Jawbone’s patent infringement claims were found invalid, according to court documents, as they did not provide any innovative concept and instead sought monopoly over the very idea of collecting sleep and health data. The abstract nature of the some of those patents and the conclusion that they simply purport the use of computers for what used to be human activity is what made the infringement claims ineligible in court.
The development reflects a victory for Fitbit, which has been dealing with Jawbone’s patent infringement accusations as it stole trade secrets from the company by poaching its employees. As for Jawbone, which entered the wearable market five years back and failed to make much of a mark in it, the litigation is a chance to monetize off of Fitbit’s success. However, the two patents which have been dismissed represent a small subset of the many claims Jawbone has raised. Fitbit still has to contend with the accusation that it stole Jawbone’s trade secrets as well as the allegation that Fitbit used aggressive hiring tactics to damage the company’s business, contacting about 30% of Jawbone employees. Meanwhile, Fitbit also sued Jawbone for patent infringement in Federal Courts, including one in San Fransciso, over the technology used in its devices.

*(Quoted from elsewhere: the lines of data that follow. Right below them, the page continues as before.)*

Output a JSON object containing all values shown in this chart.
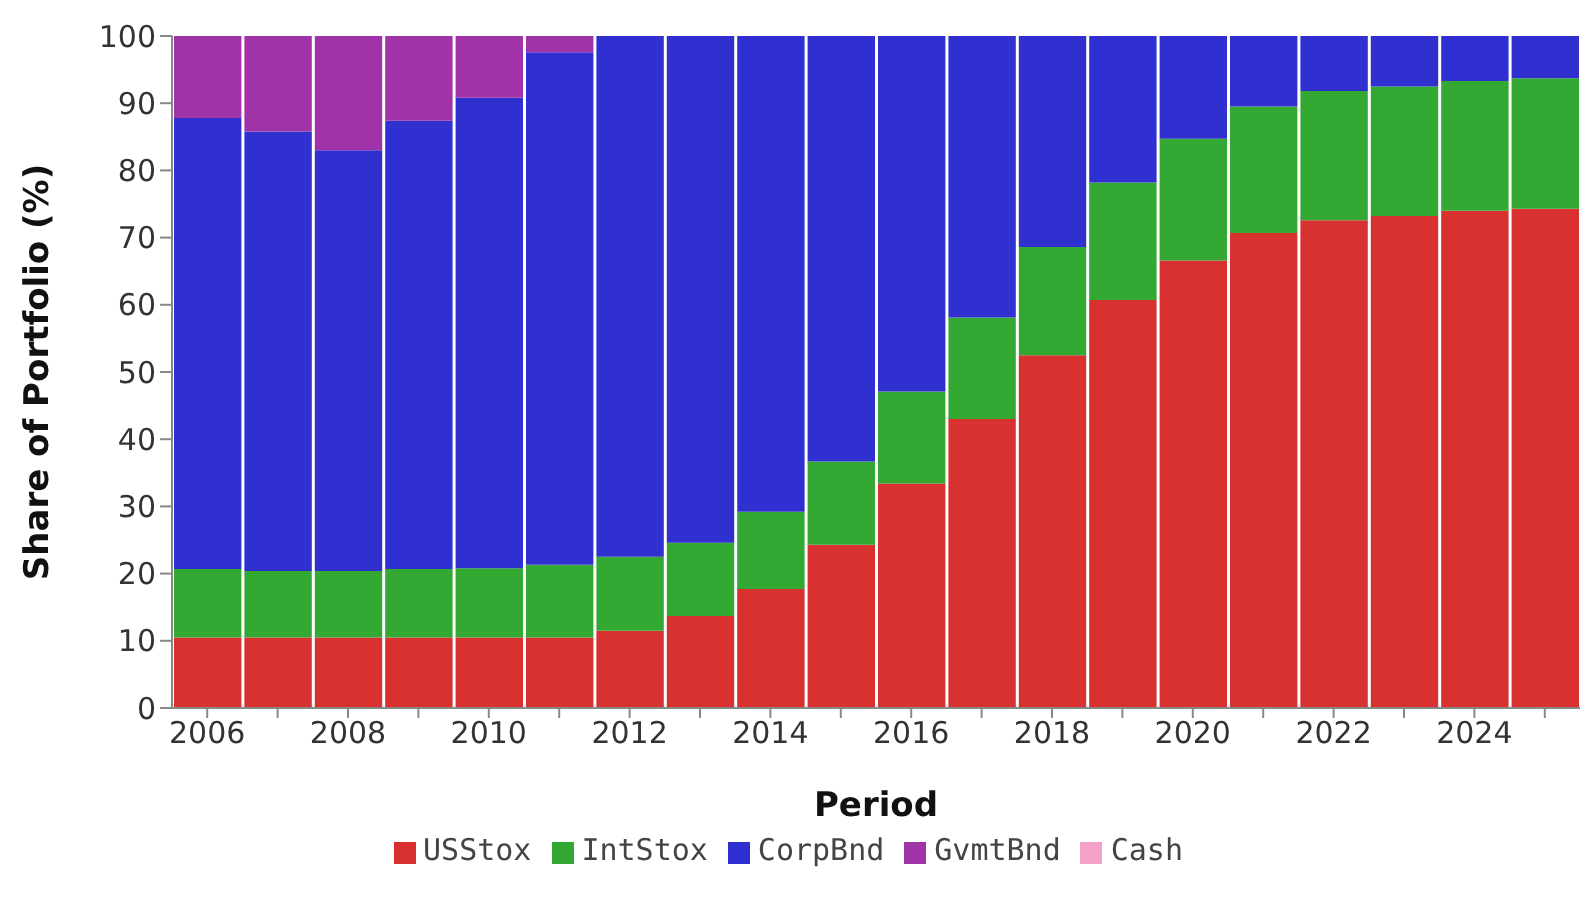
{
  "chart_data": {
    "type": "bar",
    "stacked": true,
    "xlabel": "Period",
    "ylabel": "Share of Portfolio (%)",
    "x": [
      2006,
      2007,
      2008,
      2009,
      2010,
      2011,
      2012,
      2013,
      2014,
      2015,
      2016,
      2017,
      2018,
      2019,
      2020,
      2021,
      2022,
      2023,
      2024,
      2025
    ],
    "xlim": [
      2005.5,
      2025.5
    ],
    "xticks": [
      2006,
      {
        "value": 2007,
        "label": null
      },
      2008,
      {
        "value": 2009,
        "label": null
      },
      2010,
      {
        "value": 2011,
        "label": null
      },
      2012,
      {
        "value": 2013,
        "label": null
      },
      2014,
      {
        "value": 2015,
        "label": null
      },
      2016,
      {
        "value": 2017,
        "label": null
      },
      2018,
      {
        "value": 2019,
        "label": null
      },
      2020,
      {
        "value": 2021,
        "label": null
      },
      2022,
      {
        "value": 2023,
        "label": null
      },
      2024,
      {
        "value": 2025,
        "label": null
      }
    ],
    "ylim": [
      0,
      100
    ],
    "yticks": [
      0,
      10,
      20,
      30,
      40,
      50,
      60,
      70,
      80,
      90,
      100
    ],
    "legend": "bottom",
    "series": [
      {
        "name": "USStox",
        "color": "#d93030",
        "values": [
          10.5,
          10.5,
          10.5,
          10.5,
          10.5,
          10.5,
          11.5,
          13.7,
          17.7,
          24.3,
          33.4,
          43,
          52.5,
          60.7,
          66.6,
          70.7,
          72.6,
          73.2,
          74,
          74.3
        ]
      },
      {
        "name": "IntStox",
        "color": "#33a833",
        "values": [
          10.2,
          9.9,
          9.9,
          10.2,
          10.3,
          10.8,
          11,
          10.9,
          11.5,
          12.4,
          13.7,
          15.1,
          16.1,
          17.5,
          18.1,
          18.8,
          19.2,
          19.3,
          19.3,
          19.4
        ]
      },
      {
        "name": "CorpBnd",
        "color": "#3030d0",
        "values": [
          67.1,
          65.4,
          62.6,
          66.7,
          70,
          76.3,
          77.5,
          75.4,
          70.8,
          63.3,
          52.9,
          41.9,
          31.4,
          21.8,
          15.3,
          10.5,
          8.2,
          7.5,
          6.7,
          6.3
        ]
      },
      {
        "name": "GvmtBnd",
        "color": "#a033a8",
        "values": [
          12.2,
          14.2,
          17,
          12.6,
          9.2,
          2.4,
          0,
          0,
          0,
          0,
          0,
          0,
          0,
          0,
          0,
          0,
          0,
          0,
          0,
          0
        ]
      },
      {
        "name": "Cash",
        "color": "#f4a0c8",
        "values": [
          0,
          0,
          0,
          0,
          0,
          0,
          0,
          0,
          0,
          0,
          0,
          0,
          0,
          0,
          0,
          0,
          0,
          0,
          0,
          0
        ]
      }
    ]
  }
}
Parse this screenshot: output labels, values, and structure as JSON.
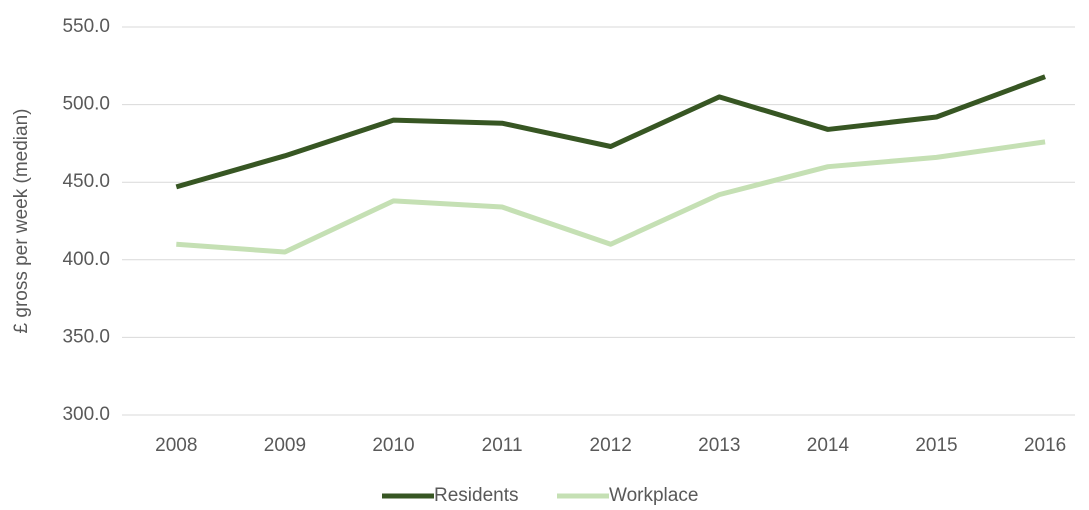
{
  "chart_data": {
    "type": "line",
    "y_label": "£ gross per week (median)",
    "categories": [
      "2008",
      "2009",
      "2010",
      "2011",
      "2012",
      "2013",
      "2014",
      "2015",
      "2016"
    ],
    "series": [
      {
        "name": "Residents",
        "color": "#375623",
        "values": [
          447,
          467,
          490,
          488,
          473,
          505,
          484,
          492,
          518
        ]
      },
      {
        "name": "Workplace",
        "color": "#c5e0b4",
        "values": [
          410,
          405,
          438,
          434,
          410,
          442,
          460,
          466,
          476
        ]
      }
    ],
    "ylim": [
      300,
      550
    ],
    "yticks": [
      {
        "value": 300,
        "label": "300.0"
      },
      {
        "value": 350,
        "label": "350.0"
      },
      {
        "value": 400,
        "label": "400.0"
      },
      {
        "value": 450,
        "label": "450.0"
      },
      {
        "value": 500,
        "label": "500.0"
      },
      {
        "value": 550,
        "label": "550.0"
      }
    ],
    "grid": true,
    "legend": "bottom"
  }
}
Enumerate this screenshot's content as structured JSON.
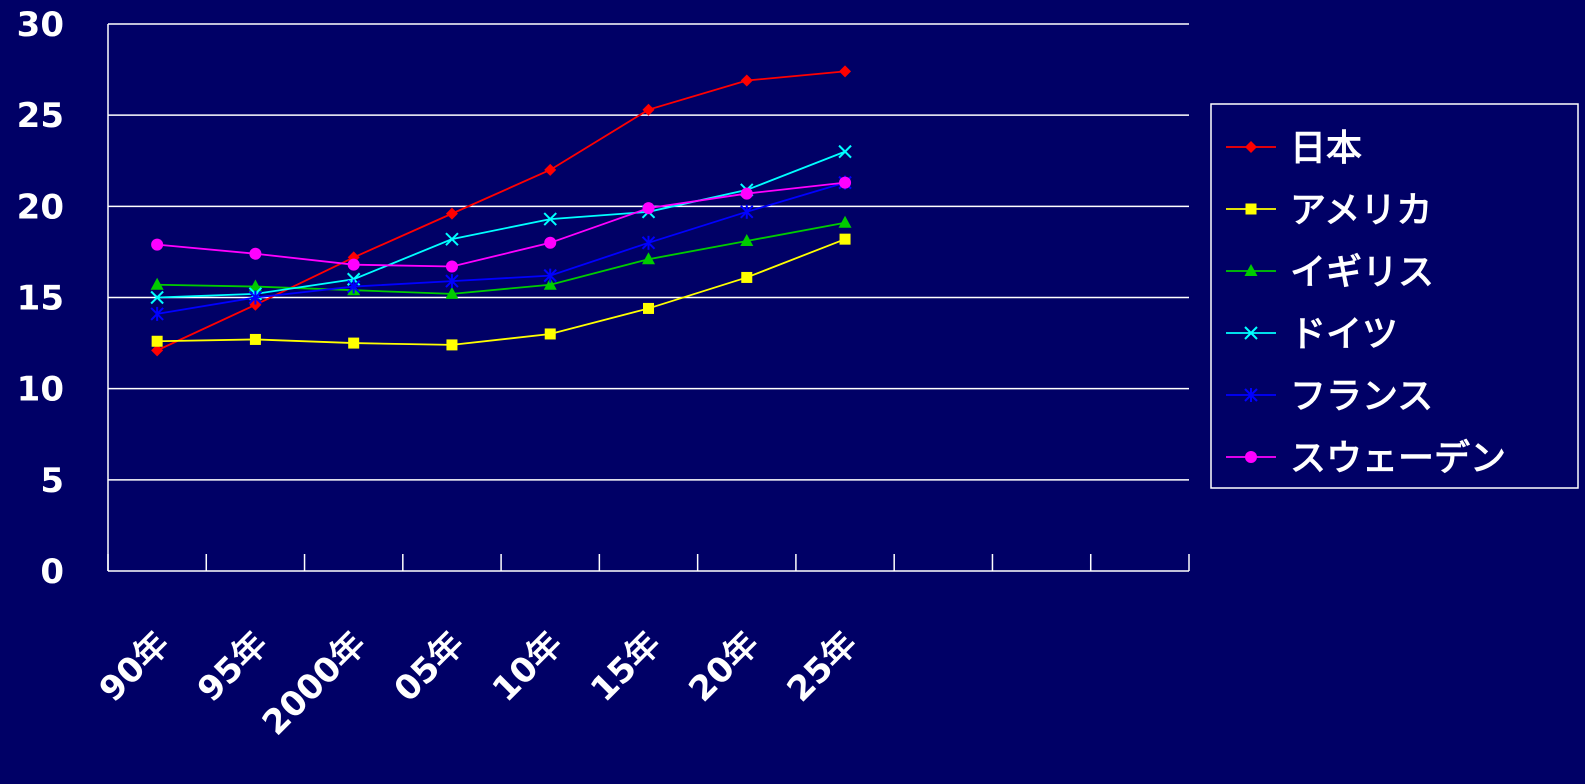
{
  "chart_data": {
    "type": "line",
    "categories": [
      "90年",
      "95年",
      "2000年",
      "05年",
      "10年",
      "15年",
      "20年",
      "25年"
    ],
    "x_slots": 11,
    "ylim": [
      0,
      30
    ],
    "yticks": [
      0,
      5,
      10,
      15,
      20,
      25,
      30
    ],
    "grid": true,
    "legend": "right",
    "series": [
      {
        "name": "日本",
        "color": "#ff0000",
        "marker": "diamond",
        "values": [
          12.1,
          14.6,
          17.2,
          19.6,
          22.0,
          25.3,
          26.9,
          27.4
        ]
      },
      {
        "name": "アメリカ",
        "color": "#ffff00",
        "marker": "square",
        "values": [
          12.6,
          12.7,
          12.5,
          12.4,
          13.0,
          14.4,
          16.1,
          18.2
        ]
      },
      {
        "name": "イギリス",
        "color": "#00cc00",
        "marker": "triangle",
        "values": [
          15.7,
          15.6,
          15.4,
          15.2,
          15.7,
          17.1,
          18.1,
          19.1
        ]
      },
      {
        "name": "ドイツ",
        "color": "#00ffff",
        "marker": "x",
        "values": [
          15.0,
          15.2,
          16.0,
          18.2,
          19.3,
          19.7,
          20.9,
          23.0
        ]
      },
      {
        "name": "フランス",
        "color": "#0000ff",
        "marker": "star",
        "values": [
          14.1,
          15.0,
          15.6,
          15.9,
          16.2,
          18.0,
          19.7,
          21.3
        ]
      },
      {
        "name": "スウェーデン",
        "color": "#ff00ff",
        "marker": "circle",
        "values": [
          17.9,
          17.4,
          16.8,
          16.7,
          18.0,
          19.9,
          20.7,
          21.3
        ]
      }
    ]
  }
}
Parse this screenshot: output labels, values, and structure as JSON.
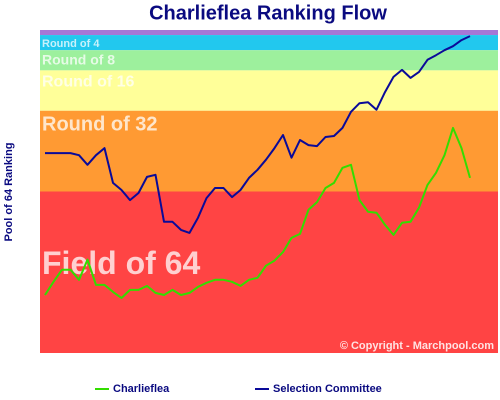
{
  "chart_data": {
    "type": "line",
    "title": "Charlieflea Ranking Flow",
    "y_label": "Pool of 64 Ranking",
    "annotation": "© Copyright - Marchpool.com",
    "ylim": [
      64,
      0
    ],
    "bands": [
      {
        "from": 0,
        "to": 1,
        "color": "#a577d6"
      },
      {
        "label": "Round of 4",
        "from": 1,
        "to": 4,
        "color": "#22c8ee"
      },
      {
        "label": "Round of 8",
        "from": 4,
        "to": 8,
        "color": "#9df09d"
      },
      {
        "label": "Round of 16",
        "from": 8,
        "to": 16,
        "color": "#ffff99"
      },
      {
        "label": "Round of 32",
        "from": 16,
        "to": 32,
        "color": "#ff9a33"
      },
      {
        "label": "Field of 64",
        "from": 32,
        "to": 64,
        "color": "#ff4444"
      }
    ],
    "series": [
      {
        "name": "Charlieflea",
        "color": "#33dd00",
        "values": [
          52.5,
          49.9,
          47.5,
          47.5,
          49.5,
          45.5,
          50.5,
          50.5,
          51.9,
          53.1,
          51.5,
          51.5,
          50.7,
          52.1,
          52.5,
          51.5,
          52.5,
          52.1,
          50.9,
          50.1,
          49.5,
          49.5,
          49.9,
          50.7,
          49.5,
          49.1,
          46.7,
          45.7,
          44,
          41.2,
          40.4,
          35.6,
          34.1,
          31.3,
          30.3,
          27.3,
          26.7,
          33.7,
          36,
          36.2,
          38.6,
          40.6,
          38.2,
          38,
          35.2,
          30.7,
          28.3,
          24.8,
          19.4,
          23.4,
          29.3
        ]
      },
      {
        "name": "Selection Committee",
        "color": "#0a0a99",
        "values": [
          24.4,
          24.4,
          24.4,
          24.4,
          24.8,
          26.7,
          24.8,
          23.4,
          30.3,
          31.7,
          33.7,
          32.3,
          29.1,
          28.7,
          38,
          38,
          39.6,
          40.2,
          37.2,
          33.3,
          31.3,
          31.3,
          33.1,
          31.7,
          29.3,
          27.7,
          25.7,
          23.4,
          20.8,
          25.3,
          21.8,
          22.8,
          23,
          21.2,
          21,
          19.4,
          16.2,
          14.5,
          14.3,
          15.8,
          12.3,
          9.3,
          7.9,
          9.5,
          8.3,
          5.9,
          5,
          4,
          3.2,
          2,
          1.2
        ]
      }
    ]
  }
}
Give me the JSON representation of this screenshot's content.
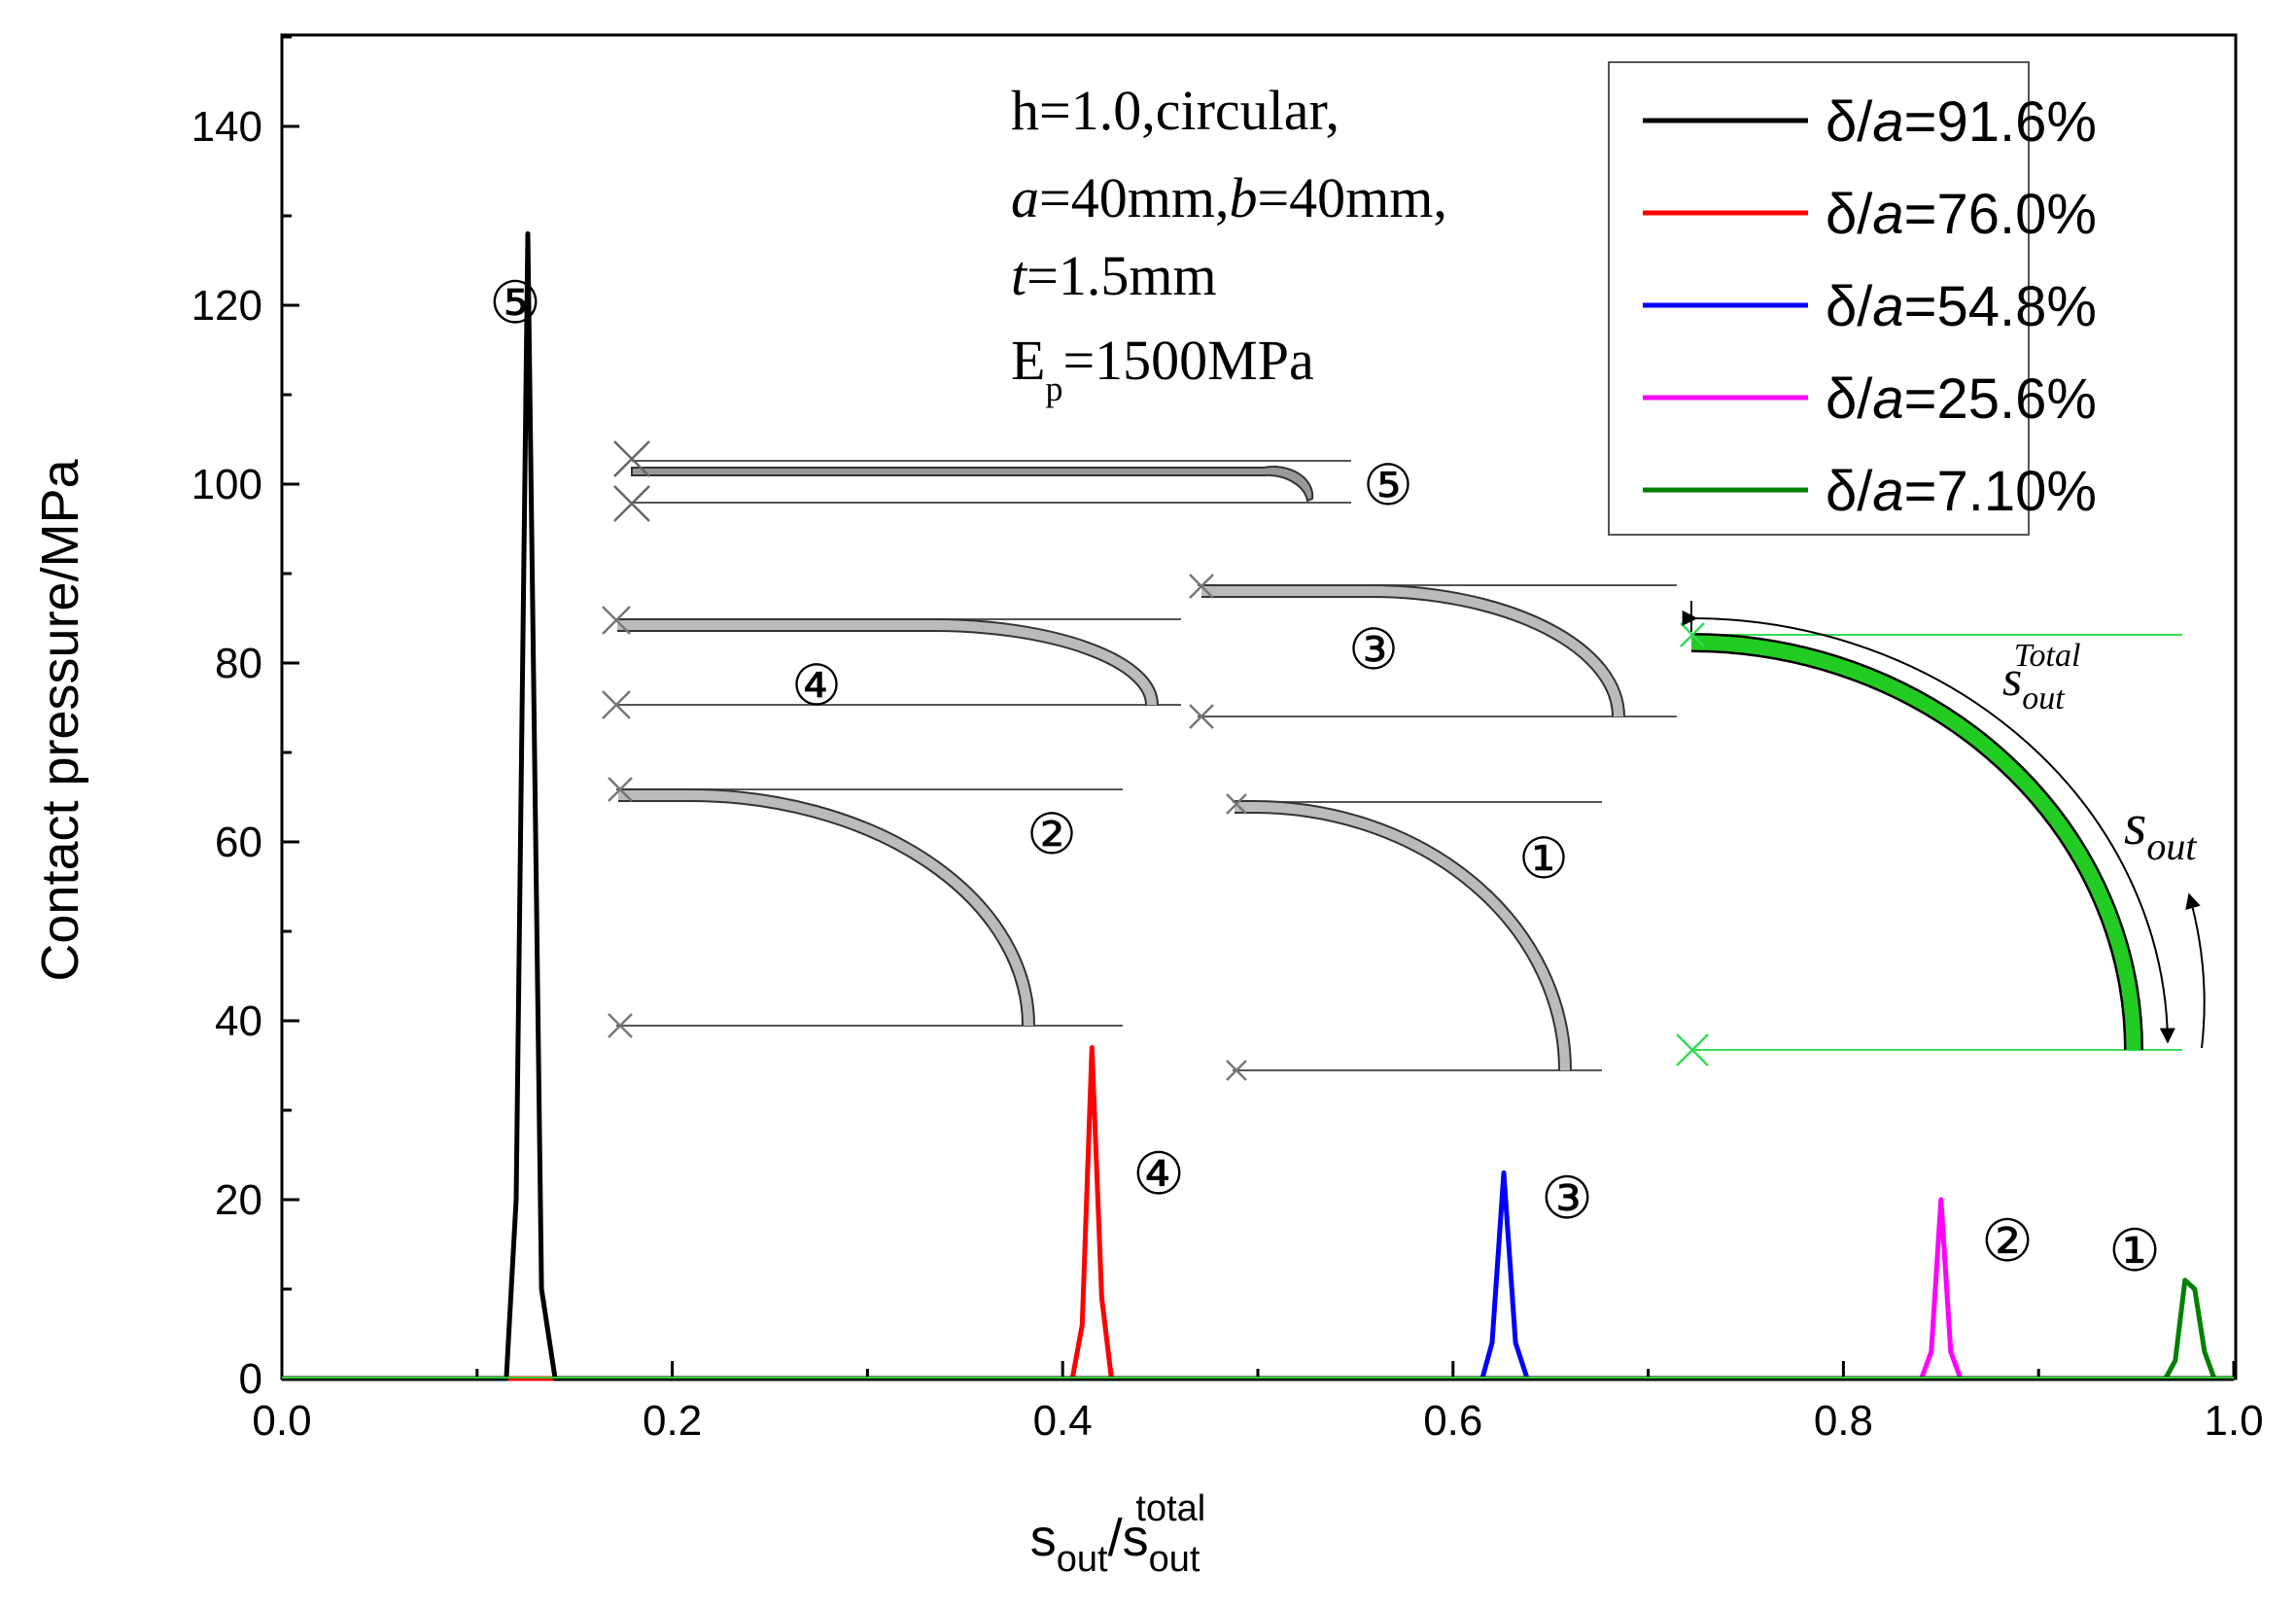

Fitbit is currently the leader in the wearables segment with close to a 30% market share as it competes with larger rivals like Apple Inc. (NASDAQ:AAPL), whose competing product, the Apple Watch, has managed to gain only a 15% share of the wearable market. The company has rebounded from a tough year into 2016 with two new watches each of which sold one million units within a month of their release in March.